Pero además mantener al país en default ha venido agravando en los últimos años la recesión, la falta de acceso al crédito y su encarecimiento, fuera público o privado, incrementando la fuga de divisas, la caída de las inversiones y la pérdida de fuentes de trabajo, entre otras serias consecuencias para la marcha de la economía nacional.

En primer lugar, el valor de los acuerdos cancelatorios de deuda que vamos a ratificar por ley, puede medirse por la quita lograda por nuestros negociadores que trabajaron con paciencia, intensidad e inteligencia. Su trabajo ha sido meritorio ya que han alcanzado una quita de la deuda entre el 35 y el 38 %, que no es poco, luego de una dura batalla legal que nos había puesto en un curso de derrota imposible de corregir en sus resultados.

No se puede ignorar que hoy tenemos sentencia firme en los Estados Unidos para una deuda que se ajusta con un nivel de tasas de interés del orden del 9 %.

También tenemos la deuda reestructurada en 2005 y 2010 nuevamente en cesación de pagos declarada desde fines de 2014 luego que un acuerdo de pago que parecía encaminado con la intervención de bancos privados argentinos y que se terminó desvanecido en pocas horas en medio de

bruscos virajes y cambios de rumbo con un discurso tan altisonante como inconducente para la solución del problema, de “Patria o Buitres”.

Dijimos entonces que el gobierno había ideologizado la cuestión con una absoluta falta de realismo y de templanza para negociar seriamente cuando podía resolverse un mejor arreglo de la deuda, a un costo mucho menor para el país.

Es importante distinguir que nuestro repudio a los fondos buitres especuladores que compraron títulos de deuda por migajas para hacerse de ganancias extraordinarias, no significa que debamos actuar irresponsablemente.

Argentina se recuperó con creces de la crisis del 2001, pero lamentablemente los últimos años incubó otra crisis económica. Tenemos pocas reservas, alta inflación, una economía estancada, un déficit público de casi 7 puntos del PIB y estamos al margen del financiamiento externo para repagar nuestras deudas y renovar nuestra infraestructura.

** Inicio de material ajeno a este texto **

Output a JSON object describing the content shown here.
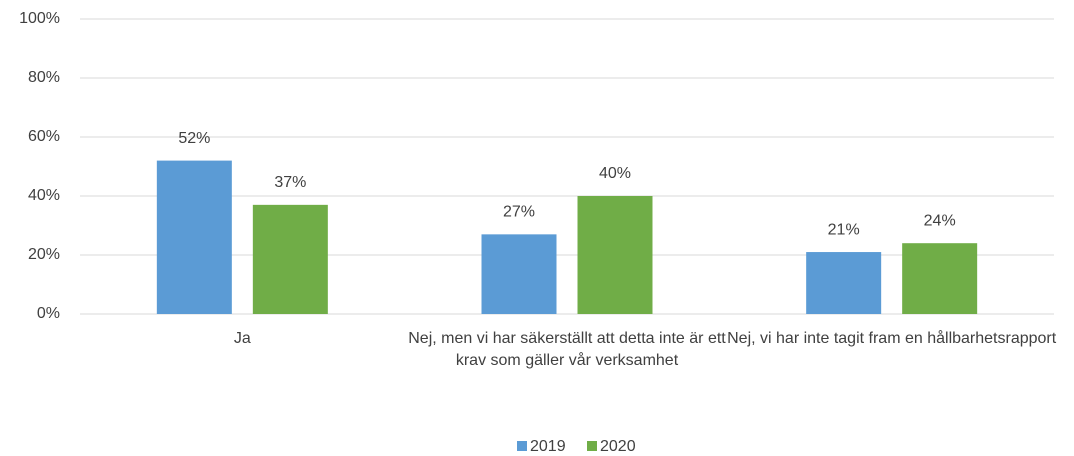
{
  "chart_data": {
    "type": "bar",
    "categories": [
      "Ja",
      "Nej, men vi har säkerställt att detta inte är ett krav som gäller vår verksamhet",
      "Nej, vi har inte tagit fram en hållbarhetsrapport"
    ],
    "series": [
      {
        "name": "2019",
        "color": "#5b9bd5",
        "values": [
          52,
          27,
          21
        ],
        "value_labels": [
          "52%",
          "27%",
          "21%"
        ]
      },
      {
        "name": "2020",
        "color": "#70ad47",
        "values": [
          37,
          40,
          24
        ],
        "value_labels": [
          "37%",
          "40%",
          "24%"
        ]
      }
    ],
    "ylim": [
      0,
      100
    ],
    "yticks": [
      {
        "value": 0,
        "label": "0%"
      },
      {
        "value": 20,
        "label": "20%"
      },
      {
        "value": 40,
        "label": "40%"
      },
      {
        "value": 60,
        "label": "60%"
      },
      {
        "value": 80,
        "label": "80%"
      },
      {
        "value": 100,
        "label": "100%"
      }
    ],
    "grid": true,
    "legend": "bottom"
  }
}
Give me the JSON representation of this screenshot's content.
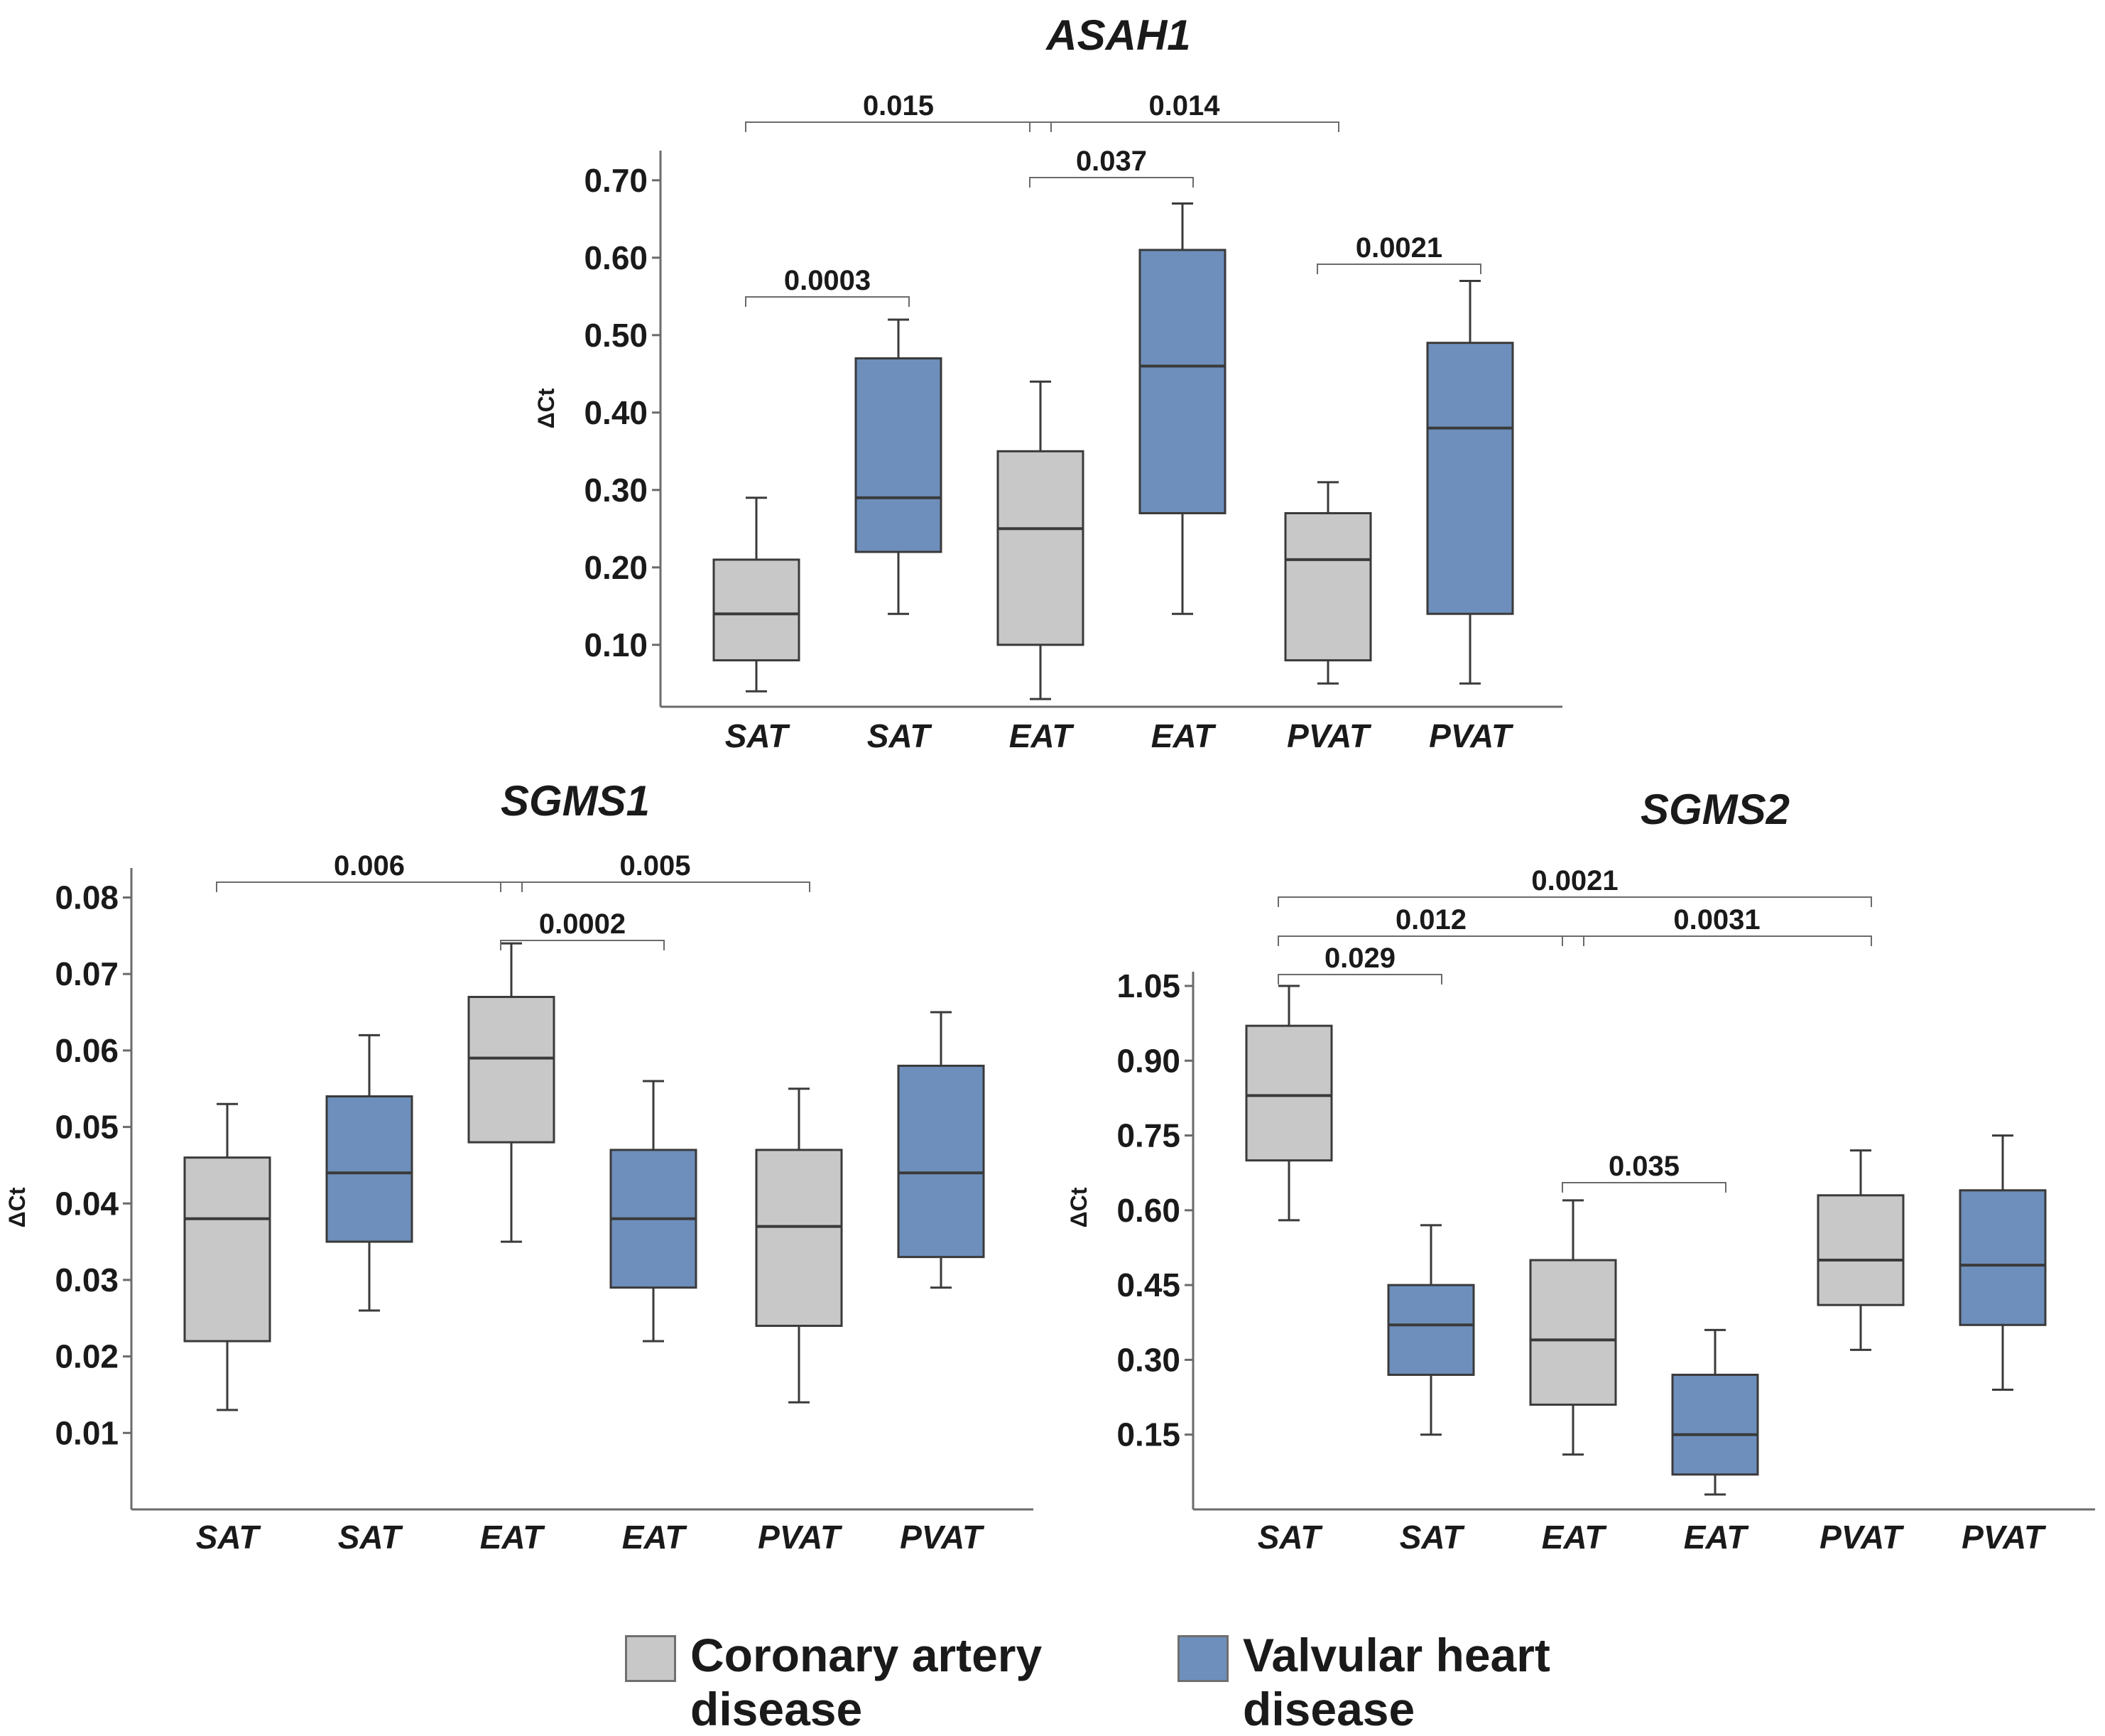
{
  "colors": {
    "cad": "#c8c8c8",
    "vhd": "#6e8fbc",
    "stroke": "#3a3a3a",
    "axis": "#6b6b6b",
    "text": "#1a1a1a"
  },
  "legend": [
    {
      "label": "Coronary artery disease",
      "color": "#c8c8c8"
    },
    {
      "label": "Valvular heart disease",
      "color": "#6e8fbc"
    }
  ],
  "chart_data": [
    {
      "id": "asah1",
      "type": "box",
      "title": "ASAH1",
      "ylabel": "ΔCt",
      "ylim": [
        0.02,
        0.72
      ],
      "yticks": [
        "0.10",
        "0.20",
        "0.30",
        "0.40",
        "0.50",
        "0.60",
        "0.70"
      ],
      "categories": [
        "SAT",
        "SAT",
        "EAT",
        "EAT",
        "PVAT",
        "PVAT"
      ],
      "groups": [
        "cad",
        "vhd",
        "cad",
        "vhd",
        "cad",
        "vhd"
      ],
      "boxes": [
        {
          "min": 0.04,
          "q1": 0.08,
          "median": 0.14,
          "q3": 0.21,
          "max": 0.29
        },
        {
          "min": 0.14,
          "q1": 0.22,
          "median": 0.29,
          "q3": 0.47,
          "max": 0.52
        },
        {
          "min": 0.03,
          "q1": 0.1,
          "median": 0.25,
          "q3": 0.35,
          "max": 0.44
        },
        {
          "min": 0.14,
          "q1": 0.27,
          "median": 0.46,
          "q3": 0.61,
          "max": 0.67
        },
        {
          "min": 0.05,
          "q1": 0.08,
          "median": 0.21,
          "q3": 0.27,
          "max": 0.31
        },
        {
          "min": 0.05,
          "q1": 0.14,
          "median": 0.38,
          "q3": 0.49,
          "max": 0.57
        }
      ],
      "brackets": [
        {
          "from": 0,
          "to": 2,
          "label": "0.015"
        },
        {
          "from": 2,
          "to": 4,
          "label": "0.014"
        },
        {
          "from": 2,
          "to": 3,
          "label": "0.037"
        },
        {
          "from": 0,
          "to": 1,
          "label": "0.0003"
        },
        {
          "from": 4,
          "to": 5,
          "label": "0.0021"
        }
      ]
    },
    {
      "id": "sgms1",
      "type": "box",
      "title": "SGMS1",
      "ylabel": "ΔCt",
      "ylim": [
        0.0,
        0.082
      ],
      "yticks": [
        "0.01",
        "0.02",
        "0.03",
        "0.04",
        "0.05",
        "0.06",
        "0.07",
        "0.08"
      ],
      "categories": [
        "SAT",
        "SAT",
        "EAT",
        "EAT",
        "PVAT",
        "PVAT"
      ],
      "groups": [
        "cad",
        "vhd",
        "cad",
        "vhd",
        "cad",
        "vhd"
      ],
      "boxes": [
        {
          "min": 0.013,
          "q1": 0.022,
          "median": 0.038,
          "q3": 0.046,
          "max": 0.053
        },
        {
          "min": 0.026,
          "q1": 0.035,
          "median": 0.044,
          "q3": 0.054,
          "max": 0.062
        },
        {
          "min": 0.035,
          "q1": 0.048,
          "median": 0.059,
          "q3": 0.067,
          "max": 0.074
        },
        {
          "min": 0.022,
          "q1": 0.029,
          "median": 0.038,
          "q3": 0.047,
          "max": 0.056
        },
        {
          "min": 0.014,
          "q1": 0.024,
          "median": 0.037,
          "q3": 0.047,
          "max": 0.055
        },
        {
          "min": 0.029,
          "q1": 0.033,
          "median": 0.044,
          "q3": 0.058,
          "max": 0.065
        }
      ],
      "brackets": [
        {
          "from": 0,
          "to": 2,
          "label": "0.006"
        },
        {
          "from": 2,
          "to": 4,
          "label": "0.005"
        },
        {
          "from": 2,
          "to": 3,
          "label": "0.0002"
        }
      ]
    },
    {
      "id": "sgms2",
      "type": "box",
      "title": "SGMS2",
      "ylabel": "ΔCt",
      "ylim": [
        0.0,
        1.05
      ],
      "yticks": [
        "0.15",
        "0.30",
        "0.45",
        "0.60",
        "0.75",
        "0.90",
        "1.05"
      ],
      "categories": [
        "SAT",
        "SAT",
        "EAT",
        "EAT",
        "PVAT",
        "PVAT"
      ],
      "groups": [
        "cad",
        "vhd",
        "cad",
        "vhd",
        "cad",
        "vhd"
      ],
      "boxes": [
        {
          "min": 0.58,
          "q1": 0.7,
          "median": 0.83,
          "q3": 0.97,
          "max": 1.05
        },
        {
          "min": 0.15,
          "q1": 0.27,
          "median": 0.37,
          "q3": 0.45,
          "max": 0.57
        },
        {
          "min": 0.11,
          "q1": 0.21,
          "median": 0.34,
          "q3": 0.5,
          "max": 0.62
        },
        {
          "min": 0.03,
          "q1": 0.07,
          "median": 0.15,
          "q3": 0.27,
          "max": 0.36
        },
        {
          "min": 0.32,
          "q1": 0.41,
          "median": 0.5,
          "q3": 0.63,
          "max": 0.72
        },
        {
          "min": 0.24,
          "q1": 0.37,
          "median": 0.49,
          "q3": 0.64,
          "max": 0.75
        }
      ],
      "brackets": [
        {
          "from": 0,
          "to": 4,
          "label": "0.0021"
        },
        {
          "from": 0,
          "to": 2,
          "label": "0.012"
        },
        {
          "from": 2,
          "to": 4,
          "label": "0.0031"
        },
        {
          "from": 0,
          "to": 1,
          "label": "0.029"
        },
        {
          "from": 2,
          "to": 3,
          "label": "0.035"
        }
      ]
    }
  ]
}
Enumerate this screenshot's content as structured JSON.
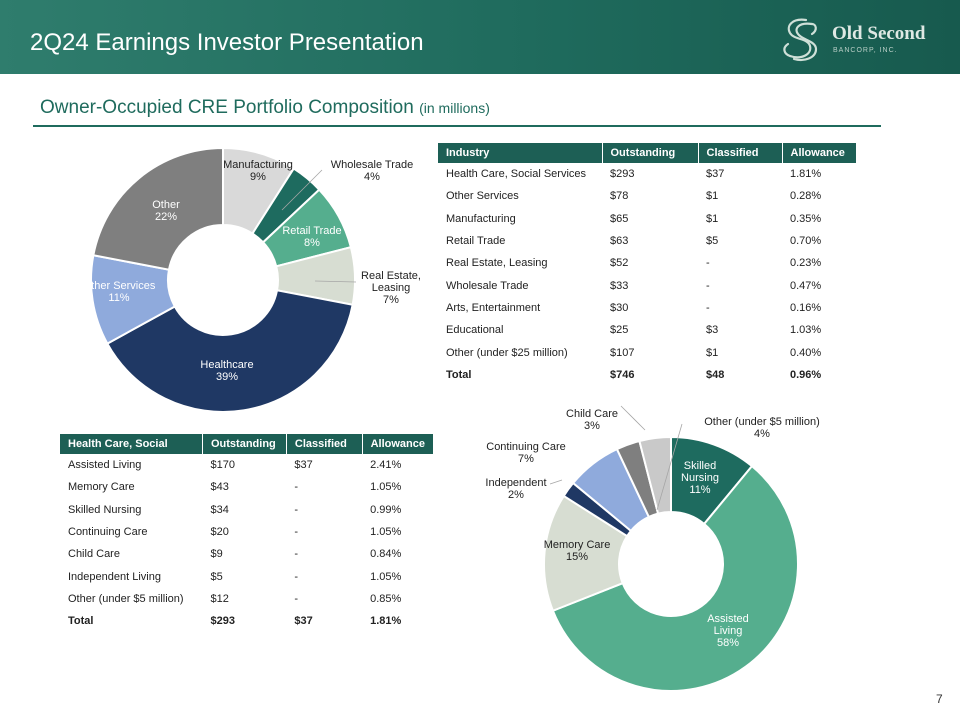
{
  "header": {
    "title": "2Q24 Earnings Investor Presentation"
  },
  "logo": {
    "name": "Old Second",
    "sub": "BANCORP, INC.",
    "icon": "interlocked-s-logo-icon"
  },
  "section": {
    "title": "Owner-Occupied  CRE Portfolio Composition",
    "unit": "(in millions)"
  },
  "industry_table": {
    "headers": [
      "Industry",
      "Outstanding",
      "Classified",
      "Allowance"
    ],
    "rows": [
      [
        "Health Care, Social Services",
        "$293",
        "$37",
        "1.81%"
      ],
      [
        "Other Services",
        "$78",
        "$1",
        "0.28%"
      ],
      [
        "Manufacturing",
        "$65",
        "$1",
        "0.35%"
      ],
      [
        "Retail Trade",
        "$63",
        "$5",
        "0.70%"
      ],
      [
        "Real Estate, Leasing",
        "$52",
        "-",
        "0.23%"
      ],
      [
        "Wholesale Trade",
        "$33",
        "-",
        "0.47%"
      ],
      [
        "Arts, Entertainment",
        "$30",
        "-",
        "0.16%"
      ],
      [
        "Educational",
        "$25",
        "$3",
        "1.03%"
      ],
      [
        "Other (under $25 million)",
        "$107",
        "$1",
        "0.40%"
      ],
      [
        "Total",
        "$746",
        "$48",
        "0.96%"
      ]
    ]
  },
  "healthcare_table": {
    "headers": [
      "Health Care, Social",
      "Outstanding",
      "Classified",
      "Allowance"
    ],
    "rows": [
      [
        "Assisted Living",
        "$170",
        "$37",
        "2.41%"
      ],
      [
        "Memory Care",
        "$43",
        "-",
        "1.05%"
      ],
      [
        "Skilled Nursing",
        "$34",
        "-",
        "0.99%"
      ],
      [
        "Continuing Care",
        "$20",
        "-",
        "1.05%"
      ],
      [
        "Child Care",
        "$9",
        "-",
        "0.84%"
      ],
      [
        "Independent Living",
        "$5",
        "-",
        "1.05%"
      ],
      [
        "Other (under $5 million)",
        "$12",
        "-",
        "0.85%"
      ],
      [
        "Total",
        "$293",
        "$37",
        "1.81%"
      ]
    ]
  },
  "chart_data": [
    {
      "type": "pie",
      "title": "",
      "labels": [
        "Manufacturing",
        "Wholesale Trade",
        "Retail Trade",
        "Real Estate, Leasing",
        "Healthcare",
        "Other Services",
        "Other"
      ],
      "display_lines": [
        [
          "Manufacturing",
          "9%"
        ],
        [
          "Wholesale Trade",
          "4%"
        ],
        [
          "Retail Trade",
          "8%"
        ],
        [
          "Real Estate,",
          "Leasing",
          "7%"
        ],
        [
          "Healthcare",
          "39%"
        ],
        [
          "Other Services",
          "11%"
        ],
        [
          "Other",
          "22%"
        ]
      ],
      "values": [
        9,
        4,
        8,
        7,
        39,
        11,
        22
      ],
      "colors": [
        "#d9d9d9",
        "#1e6b5f",
        "#55ae8e",
        "#d7ddd2",
        "#1f3864",
        "#8faadc",
        "#7f7f7f"
      ],
      "donut": true
    },
    {
      "type": "pie",
      "title": "",
      "labels": [
        "Skilled Nursing",
        "Assisted Living",
        "Memory Care",
        "Independent",
        "Continuing Care",
        "Child Care",
        "Other (under $5 million)"
      ],
      "display_lines": [
        [
          "Skilled",
          "Nursing",
          "11%"
        ],
        [
          "Assisted",
          "Living",
          "58%"
        ],
        [
          "Memory Care",
          "15%"
        ],
        [
          "Independent",
          "2%"
        ],
        [
          "Continuing Care",
          "7%"
        ],
        [
          "Child Care",
          "3%"
        ],
        [
          "Other (under $5 million)",
          "4%"
        ]
      ],
      "values": [
        11,
        58,
        15,
        2,
        7,
        3,
        4
      ],
      "colors": [
        "#1e6b5f",
        "#55ae8e",
        "#d7ddd2",
        "#1f3864",
        "#8faadc",
        "#7f7f7f",
        "#c9c9c9"
      ],
      "donut": true
    }
  ],
  "page_number": "7"
}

La menor inversión extranjera directa en nuestro país, a raíz del default, se refleja en porcentajes llamativos en el ámbito regional, donde Argentina pasó de tener un 19 % a solo el 6 % del flujo de inversiones a la región. De ser el segundo receptor histórico de inversión extranjera directa, solo después de México, descendió al sexto lugar en 2014 debajo de Brasil, México, Chile, Colombia y Perú.

Este acuerdo no genera más deuda sino un verdadero desendeudamiento por sus menores tasas y más largo plazo. Los montos previstos de emisión para afrontarlo son perfectamente compatibles con el tamaño y la capacidad de pago de nuestra economía ya que con un PBI equivalente a alrededor de 500 mil millones de dólares, la deuda asumida de 15000 millones de dólares que supone egresos por intereses del orden 1000 millones anuales, con este acuerdo termina siendo más accesibles y permite desarrollar un programa de política cambiaria y fiscal más sustentable.

Estamos convencidos que la salida del default contribuirá a aumentar las inversiones y a crear trabajo para los argentinos, pero para ello deberemos recomponer la solvencia fiscal del sector público nacional y provincial cuya falta de financiamiento se compensó con caída de reservas e inflación

Este flagelo que nos afecta a todos puede empezar a resolverse con esta vuelta al circuito internacional de inversiones que nos permitirá ampliar la capacidad de oferta de bienes y servicios que lleve los precios a valores razonables para el bolsillo de los argentinos, sobre todo de aquellos que viven -desde hace años- con la angustia de tener que llegar a fin de mes.

Reitero, no es volver a endeudarse. La deuda existía antes de que llegue Mauricio Macri al gobierno. Ahora queremos cerrar este capítulo doloroso para todos los argentinos.